La colonisation belge
Tout commence en 1885 par « l’achat » du territoire de la RDC et de sa population, composée de plusieurs centaines d’ethnies différentes, par le roi de Belgique Léopold II. Les colons réduisent alors la population en esclavage pour la production du caoutchouc et maintiennent leur domination par la terreur : c’est le règne des mains coupées. Ils vont aussi asseoir leur pouvoir en attribuant des qualités arbitraires à certaines ethnies, et en diabolisant d’autres afin de mieux les diviser. C’est ainsi que la population Luba fut privilégiée par les officiers belges, dans le seul but d’utiliser ses soldats pour écraser la rébellion des Batetela à Luluabourg (actuel Kananga) en 1895. C’est un stratagème que les colons occidentaux utilisèrent à de nombreuses reprises, pour briser la résistance des opprimés, comme au Rwanda et au Burundi, où ils attisèrent la haine entre Hutus et Tutsis, allant même jusqu’à ancrer dans la gouvernance de la colonie la soi-disant « supériorité de la race Tutsi sur la race Hutu ». Au Rwanda, la haine entretenue par les colons entre le groupe ethnique majoritaire Hutu et celui minoritaire Tutsi, devenue institutionnelle, conduira au génocide d’au moins un demi-million de Tutsis et d’Hutus modérés par les Forces Armées Rwandaises (dominées par les Hutus et les milices Interahamwe) soutenues par la France, en 1994.
En 1908, le territoire cesse d’être la propriété privée de Léopold II et devient une colonie belge qui s’ouvre au libre marché. Autrement dit, le monopole de la puissance impérialiste belge sur les richesses de la RDC est brisé sous la pression des autres impérialistes occidentaux qui veulent eux aussi leur part du gâteau.

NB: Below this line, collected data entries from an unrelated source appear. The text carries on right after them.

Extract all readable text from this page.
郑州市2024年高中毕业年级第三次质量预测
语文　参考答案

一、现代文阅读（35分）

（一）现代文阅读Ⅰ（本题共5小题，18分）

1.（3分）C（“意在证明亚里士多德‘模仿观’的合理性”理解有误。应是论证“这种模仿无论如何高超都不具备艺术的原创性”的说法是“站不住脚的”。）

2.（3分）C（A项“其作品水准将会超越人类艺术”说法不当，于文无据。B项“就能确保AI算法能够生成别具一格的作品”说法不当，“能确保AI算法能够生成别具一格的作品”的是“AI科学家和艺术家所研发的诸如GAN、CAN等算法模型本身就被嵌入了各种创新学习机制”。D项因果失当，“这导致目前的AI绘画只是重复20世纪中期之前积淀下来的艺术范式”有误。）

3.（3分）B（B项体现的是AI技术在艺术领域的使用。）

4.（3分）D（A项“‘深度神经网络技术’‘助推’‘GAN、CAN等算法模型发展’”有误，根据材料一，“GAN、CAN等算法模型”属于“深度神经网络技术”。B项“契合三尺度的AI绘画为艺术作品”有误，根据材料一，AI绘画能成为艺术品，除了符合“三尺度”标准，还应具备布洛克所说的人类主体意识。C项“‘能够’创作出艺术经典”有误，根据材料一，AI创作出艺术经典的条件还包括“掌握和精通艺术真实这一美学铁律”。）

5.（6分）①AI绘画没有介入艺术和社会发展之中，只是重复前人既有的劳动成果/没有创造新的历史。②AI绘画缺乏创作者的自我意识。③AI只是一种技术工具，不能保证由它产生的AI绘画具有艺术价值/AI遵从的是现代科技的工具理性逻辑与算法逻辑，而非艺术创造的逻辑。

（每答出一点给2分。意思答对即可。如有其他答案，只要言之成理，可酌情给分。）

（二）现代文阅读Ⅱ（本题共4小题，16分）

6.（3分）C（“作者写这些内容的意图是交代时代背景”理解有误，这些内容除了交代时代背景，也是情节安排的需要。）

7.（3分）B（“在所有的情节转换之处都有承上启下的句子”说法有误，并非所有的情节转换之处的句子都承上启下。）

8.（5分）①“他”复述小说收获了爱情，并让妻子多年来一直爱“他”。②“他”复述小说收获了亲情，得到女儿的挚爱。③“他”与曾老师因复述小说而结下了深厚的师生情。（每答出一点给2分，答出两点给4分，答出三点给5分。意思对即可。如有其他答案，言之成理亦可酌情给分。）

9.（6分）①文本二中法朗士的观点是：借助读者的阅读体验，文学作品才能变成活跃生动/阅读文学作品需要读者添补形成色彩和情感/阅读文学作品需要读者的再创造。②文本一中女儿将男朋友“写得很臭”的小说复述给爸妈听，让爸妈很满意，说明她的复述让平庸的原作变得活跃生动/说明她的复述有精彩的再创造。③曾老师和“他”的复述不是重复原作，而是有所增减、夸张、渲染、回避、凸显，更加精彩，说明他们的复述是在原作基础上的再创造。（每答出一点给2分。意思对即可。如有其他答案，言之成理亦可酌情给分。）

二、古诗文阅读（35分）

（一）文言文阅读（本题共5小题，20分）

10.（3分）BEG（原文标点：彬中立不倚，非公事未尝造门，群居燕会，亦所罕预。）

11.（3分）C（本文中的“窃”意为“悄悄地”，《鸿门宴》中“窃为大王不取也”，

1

Lumumba, le visage de l’indépendance
Par la suite, la montée en puissance du mouvement indépendantiste mené par Lumumba va forcer l’impérialisme belge à céder le contrôle direct du pays. Les idées de Lumumba résonnent fortement dans la jeunesse congolaise et au-delà : « Les aspirations des peuples des pays coloniaux sont identiques, leurs destins sont similaires et les objectifs qu’ils poursuivent dans leur développement national sont les mêmes : la libération de l’Afrique du joug du colonialisme. L’Afrique ne sera jamais libre et indépendante si une partie d’elle reste sous domination étrangère. » Les impérialistes belges semblent capituler officiellement en 1960, en accordant à la RDC son indépendance. Ils cherchent alors à créer un État fantoche au service de leurs intérêts commerciaux.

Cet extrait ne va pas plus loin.